KOB 4 took the data to the district attorney’s office to examine what went wrong, and what’s changing. It appears that since 2019, officers are missing court less often.
Ryan Laughlin: “Is this because there truly is less cops failing to appear, or is it because we’re trying fewer cases now than we were in 2019?”
Joshua Boone: “I think it’s a combination of both, but I’m going to say it is actually fewer officers failing to appear.”
Boone is the chief deputy district attorney in Bernalillo County. Previously, he oversaw the metro court division. He pointed to data he tracked closely in metro court with DWI cases.
“To give you an idea, the overall FTA rate in 2018 was, we’re talking about a 50% rate, for why cases were being dismissed,” Boone said. “When you get to 2021, OK, the officer FTA rate for court drops dramatically.”
Boone said utilizing remote capabilities, along with changes the state Supreme Court has made, has made an impact.

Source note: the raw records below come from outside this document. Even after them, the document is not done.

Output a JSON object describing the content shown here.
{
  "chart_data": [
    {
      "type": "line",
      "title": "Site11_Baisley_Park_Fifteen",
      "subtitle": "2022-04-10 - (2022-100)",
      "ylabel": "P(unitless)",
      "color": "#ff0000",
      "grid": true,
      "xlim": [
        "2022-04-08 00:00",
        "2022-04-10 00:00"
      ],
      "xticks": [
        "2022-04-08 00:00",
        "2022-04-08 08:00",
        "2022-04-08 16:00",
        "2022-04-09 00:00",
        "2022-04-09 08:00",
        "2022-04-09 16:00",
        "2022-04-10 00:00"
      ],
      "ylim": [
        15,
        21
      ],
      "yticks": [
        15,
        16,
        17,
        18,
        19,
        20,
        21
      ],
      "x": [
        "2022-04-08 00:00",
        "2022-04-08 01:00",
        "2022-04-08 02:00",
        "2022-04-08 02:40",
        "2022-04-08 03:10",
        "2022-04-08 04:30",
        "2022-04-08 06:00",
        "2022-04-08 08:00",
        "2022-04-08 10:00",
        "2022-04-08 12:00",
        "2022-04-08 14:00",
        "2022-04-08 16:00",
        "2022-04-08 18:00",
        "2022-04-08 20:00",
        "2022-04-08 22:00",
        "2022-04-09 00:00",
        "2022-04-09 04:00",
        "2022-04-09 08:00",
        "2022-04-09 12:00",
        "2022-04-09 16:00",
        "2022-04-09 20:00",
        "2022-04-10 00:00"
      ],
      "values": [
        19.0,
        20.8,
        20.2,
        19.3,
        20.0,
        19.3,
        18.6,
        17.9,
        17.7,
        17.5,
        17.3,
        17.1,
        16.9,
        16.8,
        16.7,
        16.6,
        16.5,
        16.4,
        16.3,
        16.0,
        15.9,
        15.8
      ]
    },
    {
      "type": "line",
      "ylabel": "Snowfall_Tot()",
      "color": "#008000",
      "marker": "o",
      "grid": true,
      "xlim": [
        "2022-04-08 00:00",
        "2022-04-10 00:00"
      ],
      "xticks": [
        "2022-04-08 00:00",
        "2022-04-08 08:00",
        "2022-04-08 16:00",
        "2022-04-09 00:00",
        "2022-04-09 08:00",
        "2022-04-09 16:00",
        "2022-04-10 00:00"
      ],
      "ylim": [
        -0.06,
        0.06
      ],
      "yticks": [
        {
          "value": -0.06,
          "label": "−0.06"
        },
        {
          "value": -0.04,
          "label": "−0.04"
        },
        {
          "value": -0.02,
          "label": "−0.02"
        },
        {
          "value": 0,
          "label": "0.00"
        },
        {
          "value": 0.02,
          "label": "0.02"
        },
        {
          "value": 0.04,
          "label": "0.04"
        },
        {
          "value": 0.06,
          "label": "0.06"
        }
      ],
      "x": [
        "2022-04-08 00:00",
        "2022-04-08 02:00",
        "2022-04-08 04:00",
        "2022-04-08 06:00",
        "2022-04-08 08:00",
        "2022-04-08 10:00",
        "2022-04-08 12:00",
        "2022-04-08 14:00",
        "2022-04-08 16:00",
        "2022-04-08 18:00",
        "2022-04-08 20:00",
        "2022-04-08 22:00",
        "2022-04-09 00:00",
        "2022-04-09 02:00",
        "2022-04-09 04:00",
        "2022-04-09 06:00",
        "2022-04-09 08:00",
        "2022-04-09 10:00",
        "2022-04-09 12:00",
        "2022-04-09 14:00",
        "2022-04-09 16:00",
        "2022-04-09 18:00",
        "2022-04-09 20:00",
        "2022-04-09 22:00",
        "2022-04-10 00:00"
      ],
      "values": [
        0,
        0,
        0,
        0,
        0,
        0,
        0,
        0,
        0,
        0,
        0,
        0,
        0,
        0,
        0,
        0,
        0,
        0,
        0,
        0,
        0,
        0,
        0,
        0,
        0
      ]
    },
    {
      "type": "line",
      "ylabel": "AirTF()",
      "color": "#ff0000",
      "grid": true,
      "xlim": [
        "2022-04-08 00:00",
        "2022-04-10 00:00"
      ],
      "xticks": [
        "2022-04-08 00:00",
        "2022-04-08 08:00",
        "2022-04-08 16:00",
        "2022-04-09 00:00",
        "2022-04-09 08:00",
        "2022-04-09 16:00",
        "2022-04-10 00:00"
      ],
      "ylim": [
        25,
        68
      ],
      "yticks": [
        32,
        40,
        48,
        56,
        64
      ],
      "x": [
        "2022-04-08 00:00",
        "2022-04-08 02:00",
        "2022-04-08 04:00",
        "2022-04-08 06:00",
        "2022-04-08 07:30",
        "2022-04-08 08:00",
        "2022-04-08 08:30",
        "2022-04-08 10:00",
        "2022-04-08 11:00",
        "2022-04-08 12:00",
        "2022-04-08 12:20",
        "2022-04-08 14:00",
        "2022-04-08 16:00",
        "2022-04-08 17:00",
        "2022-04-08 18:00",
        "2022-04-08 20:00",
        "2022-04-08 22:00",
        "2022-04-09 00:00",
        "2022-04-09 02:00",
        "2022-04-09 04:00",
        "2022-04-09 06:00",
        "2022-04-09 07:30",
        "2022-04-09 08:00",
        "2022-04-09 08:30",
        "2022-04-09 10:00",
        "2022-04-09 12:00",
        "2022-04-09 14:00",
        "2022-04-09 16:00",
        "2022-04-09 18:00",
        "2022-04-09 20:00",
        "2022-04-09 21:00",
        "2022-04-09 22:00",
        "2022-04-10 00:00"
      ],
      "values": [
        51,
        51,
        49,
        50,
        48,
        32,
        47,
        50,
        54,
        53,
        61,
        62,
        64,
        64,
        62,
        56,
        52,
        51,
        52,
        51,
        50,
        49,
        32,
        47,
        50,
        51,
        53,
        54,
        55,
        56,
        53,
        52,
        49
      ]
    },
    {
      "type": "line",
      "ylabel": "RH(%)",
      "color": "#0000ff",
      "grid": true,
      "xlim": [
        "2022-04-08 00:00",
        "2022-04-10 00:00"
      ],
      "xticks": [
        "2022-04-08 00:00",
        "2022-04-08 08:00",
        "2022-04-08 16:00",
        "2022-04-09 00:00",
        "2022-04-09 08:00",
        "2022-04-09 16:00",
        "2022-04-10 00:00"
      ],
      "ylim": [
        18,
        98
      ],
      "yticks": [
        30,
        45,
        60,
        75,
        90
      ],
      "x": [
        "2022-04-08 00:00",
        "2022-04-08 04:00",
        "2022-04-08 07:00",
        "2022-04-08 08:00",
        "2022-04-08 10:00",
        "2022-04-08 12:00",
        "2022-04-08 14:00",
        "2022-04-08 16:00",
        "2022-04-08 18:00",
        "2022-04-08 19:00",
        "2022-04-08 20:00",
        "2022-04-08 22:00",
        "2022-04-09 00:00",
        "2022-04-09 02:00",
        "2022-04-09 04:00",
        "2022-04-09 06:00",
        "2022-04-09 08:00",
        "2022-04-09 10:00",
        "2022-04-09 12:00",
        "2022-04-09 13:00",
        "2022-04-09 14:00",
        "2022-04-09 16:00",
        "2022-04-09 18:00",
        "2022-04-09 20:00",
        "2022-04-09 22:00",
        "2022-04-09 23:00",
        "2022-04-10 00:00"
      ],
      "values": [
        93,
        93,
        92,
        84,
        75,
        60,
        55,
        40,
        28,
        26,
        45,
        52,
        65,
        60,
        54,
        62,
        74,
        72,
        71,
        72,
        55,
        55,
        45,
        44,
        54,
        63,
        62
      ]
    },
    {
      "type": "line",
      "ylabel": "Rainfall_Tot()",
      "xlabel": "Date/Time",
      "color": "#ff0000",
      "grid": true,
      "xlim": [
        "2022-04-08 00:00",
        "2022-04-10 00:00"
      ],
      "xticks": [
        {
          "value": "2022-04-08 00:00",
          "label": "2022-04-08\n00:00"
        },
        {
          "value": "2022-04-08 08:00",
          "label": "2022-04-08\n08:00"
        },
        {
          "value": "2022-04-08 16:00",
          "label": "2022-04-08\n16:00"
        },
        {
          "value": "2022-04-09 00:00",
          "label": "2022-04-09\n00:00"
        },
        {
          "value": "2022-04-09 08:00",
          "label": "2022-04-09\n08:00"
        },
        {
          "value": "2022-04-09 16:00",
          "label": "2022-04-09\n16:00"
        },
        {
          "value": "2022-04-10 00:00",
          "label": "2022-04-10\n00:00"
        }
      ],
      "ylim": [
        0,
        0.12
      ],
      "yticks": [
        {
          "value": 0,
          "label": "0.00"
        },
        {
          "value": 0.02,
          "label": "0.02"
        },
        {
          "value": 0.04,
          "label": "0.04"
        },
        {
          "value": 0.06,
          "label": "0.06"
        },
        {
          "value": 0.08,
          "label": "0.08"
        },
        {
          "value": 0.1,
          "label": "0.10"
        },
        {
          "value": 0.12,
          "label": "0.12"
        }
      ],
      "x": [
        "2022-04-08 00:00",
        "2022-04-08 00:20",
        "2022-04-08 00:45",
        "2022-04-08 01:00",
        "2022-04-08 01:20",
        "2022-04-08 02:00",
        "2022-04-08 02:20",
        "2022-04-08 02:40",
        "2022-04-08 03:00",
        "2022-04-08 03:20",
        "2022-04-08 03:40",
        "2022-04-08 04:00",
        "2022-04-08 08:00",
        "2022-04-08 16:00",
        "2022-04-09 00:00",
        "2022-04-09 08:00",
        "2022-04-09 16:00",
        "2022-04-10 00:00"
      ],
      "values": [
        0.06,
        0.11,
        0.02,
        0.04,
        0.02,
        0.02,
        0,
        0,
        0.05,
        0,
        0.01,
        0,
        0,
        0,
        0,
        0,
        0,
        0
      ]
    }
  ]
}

The New Mexico Supreme Court is also testing out another pilot program now.
“Where officers are no longer required to do pretrial interviews,” Boone said.
A vast majority of officers failed to appear when they were required to show up for pretrial interviews – that requirement has been suspended, but only in metro court.
“The reason was because they write a report about it, they filed a criminal complain about it,” Boone said. “And, oh yeah, they have a whole camera system recording everything that they were doing.”
Boone would like to see body camera footage used in lieu of pretrial interviews to be expanded to district court too.
KOB 4 reached out to the state Supreme Court Tuesday and a spokesperson said there is no deadline for deciding what will happen next with the pilot program.